New Delhi: The Institute of Liver and Biliary Sciences (ILBS), New Delhi, today hosted a dedicated Wilson Disease Patient Advocacy Program as part of “Wilson India 2026,” a single‑topic, two‑day international conference endorsed by the Asia Pacific Association for the Study of the Liver (APASL). The advocacy program brought together patients, families, clinicians, and international experts with the shared goal of strengthening the collective voice of the Wilson disease community in India.
Wilson disease is a hereditary copper overload disorder that can lead to liver cirrhosis and neurological manifestations, affecting approximately 1 in 30,000 children and young adults. As a liver‑centric university and referral center for complex liver diseases, ILBS manages nearly 25–30 new Wilson disease cases each year.

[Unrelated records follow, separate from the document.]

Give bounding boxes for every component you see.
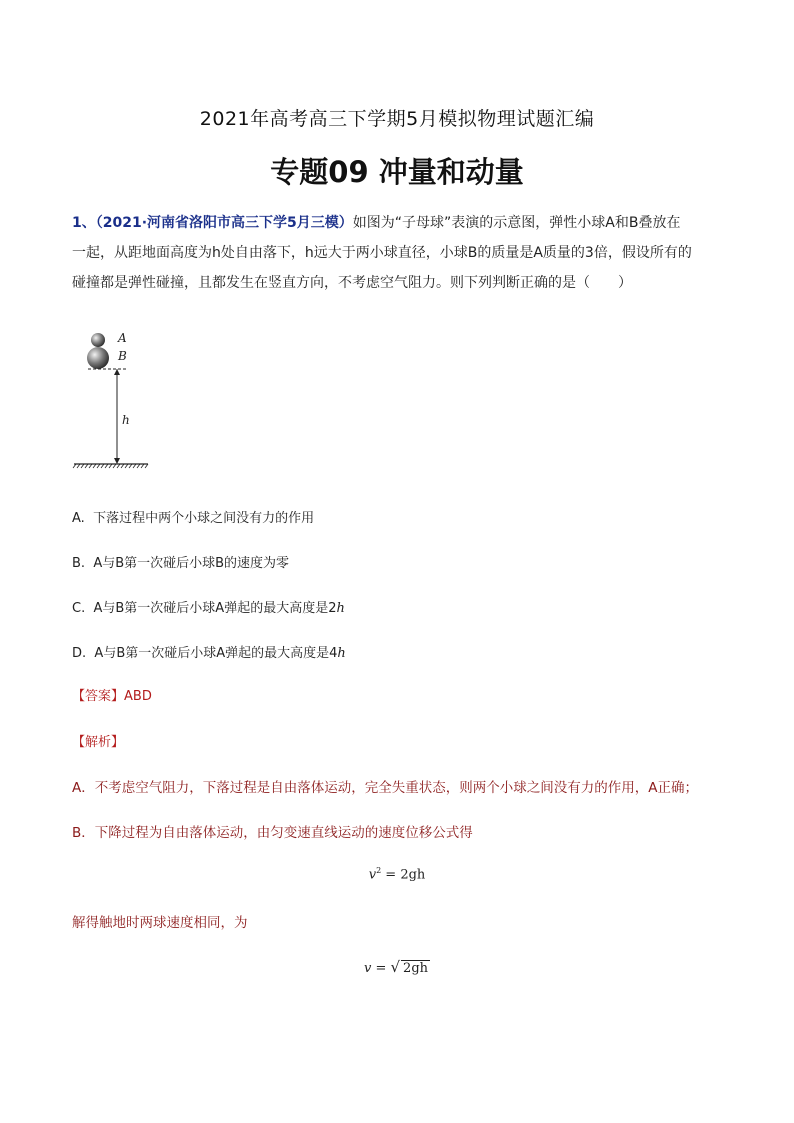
analysis-line-c: 解得触地时两球速度相同，为	[72, 915, 248, 931]
stem-line-1: 如图为“子母球”表演的示意图，弹性小球A和B叠放在	[352, 215, 681, 231]
answer-value: ABD	[124, 689, 152, 704]
label-a: A	[118, 331, 127, 345]
collection-title: 2021年高考高三下学期5月模拟物理试题汇编	[199, 108, 595, 130]
question-number: 1、	[72, 215, 96, 231]
analysis-line-a: A．不考虑空气阻力，下落过程是自由落体运动，完全失重状态，则两个小球之间没有力的作用，A正确；	[72, 780, 698, 796]
topic-title: 专题09 冲量和动量	[270, 155, 524, 189]
label-b: B	[118, 349, 127, 363]
stem-line-2: 一起，从距地面高度为h处自由落下，h远大于两小球直径，小球B的质量是A质量的3倍，假设所有的	[72, 245, 692, 261]
ball-b	[87, 347, 109, 369]
question-source: （2021·河南省洛阳市高三下学5月三模）	[95, 215, 353, 231]
option-b: B. A与B第一次碰后小球B的速度为零	[72, 556, 290, 571]
arrow-head-bottom	[114, 458, 120, 464]
analysis-line-b: B．下降过程为自由落体运动，由匀变速直线运动的速度位移公式得	[72, 825, 473, 841]
option-d: D. A与B第一次碰后小球A弹起的最大高度是4h	[72, 646, 346, 661]
option-c: C. A与B第一次碰后小球A弹起的最大高度是2h	[72, 601, 345, 616]
ball-a	[91, 333, 105, 347]
sqrt-icon: √	[390, 958, 401, 976]
option-a: A. 下落过程中两个小球之间没有力的作用	[72, 511, 315, 526]
label-h: h	[122, 413, 130, 427]
falling-balls-figure	[70, 328, 170, 473]
arrow-head-top	[114, 369, 120, 375]
stem-line-3: 碰撞都是弹性碰撞，且都发生在竖直方向，不考虑空气阻力。则下列判断正确的是（ ）	[72, 275, 632, 291]
question-stem	[72, 208, 722, 298]
ground-hatching	[73, 464, 148, 468]
equation-2: v = √ 2gh	[363, 958, 429, 976]
answer-label: 【答案】	[72, 689, 125, 704]
equation-1: $v^2 = 2gh$	[368, 866, 426, 883]
answer	[72, 685, 152, 704]
analysis-label: 【解析】	[72, 735, 125, 750]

The conference, hosted by the Department of Pediatric Hepatology under the leadership of Prof. Seema Alam, featured around 85 experts and 110 delegates from across the globe, who deliberated on emerging diagnostic tools and novel therapeutic strategies for this rare but debilitating disease, of children and adults.
The seminal part of the meeting was the Patient Advocacy Program, which was presided over and launched by Prof. Vinod K. Paul, Member, NITI Aayog, who underscored the critical need for rare disease advocacy, timely diagnosis, and equitable, affordable lifelong treatment for Indian patients with Wilson disease. He informed that the very expensive medicine, Trientene, needed for these patients is now available in India by the efforts of the GoI and Phrama industries of India for 100th of the cost of the medicine imported from overseas.
Prof Shiv K. Sarin, Director ILBS, highlighted this initiative by the GoI as a big boon for the patients with Wilson Disease. He stressed on developing precise, context‑appropriate tools for early detection and optimal management of Wilson disease, particularly in resource‑constrained settings.
Claire Stapleton, a nurse from the United Kingdom and co‑founding member of the Wilson Disease Global Alliance (WDGA), called for empowering patients and families to share their lived experiences in a safe, inclusive environment. She outlined the principles and value of organized patient advocacy and drew attention to the specific clinical, social, and socioeconomic challenges faced by Indian families, helping to define key advocacy priorities for the country.
International experts Dr Michael Schilsky (Yale School of Medicine) and Dr Aftab Ala (King’s College London) engaged in an interactive session, addressing numerous questions from parents and caregivers on diagnosis, long‑term treatment, and prognosis. A key highlight of the program was a series of moving testimonies from young patients and their families, who shared their diagnostic journeys, struggles with treatment adherence, and the impact of Wilson disease on education, employment, and everyday life, thus powerfully illustrating the urgent need for sustained support, awareness, and policy‑level action.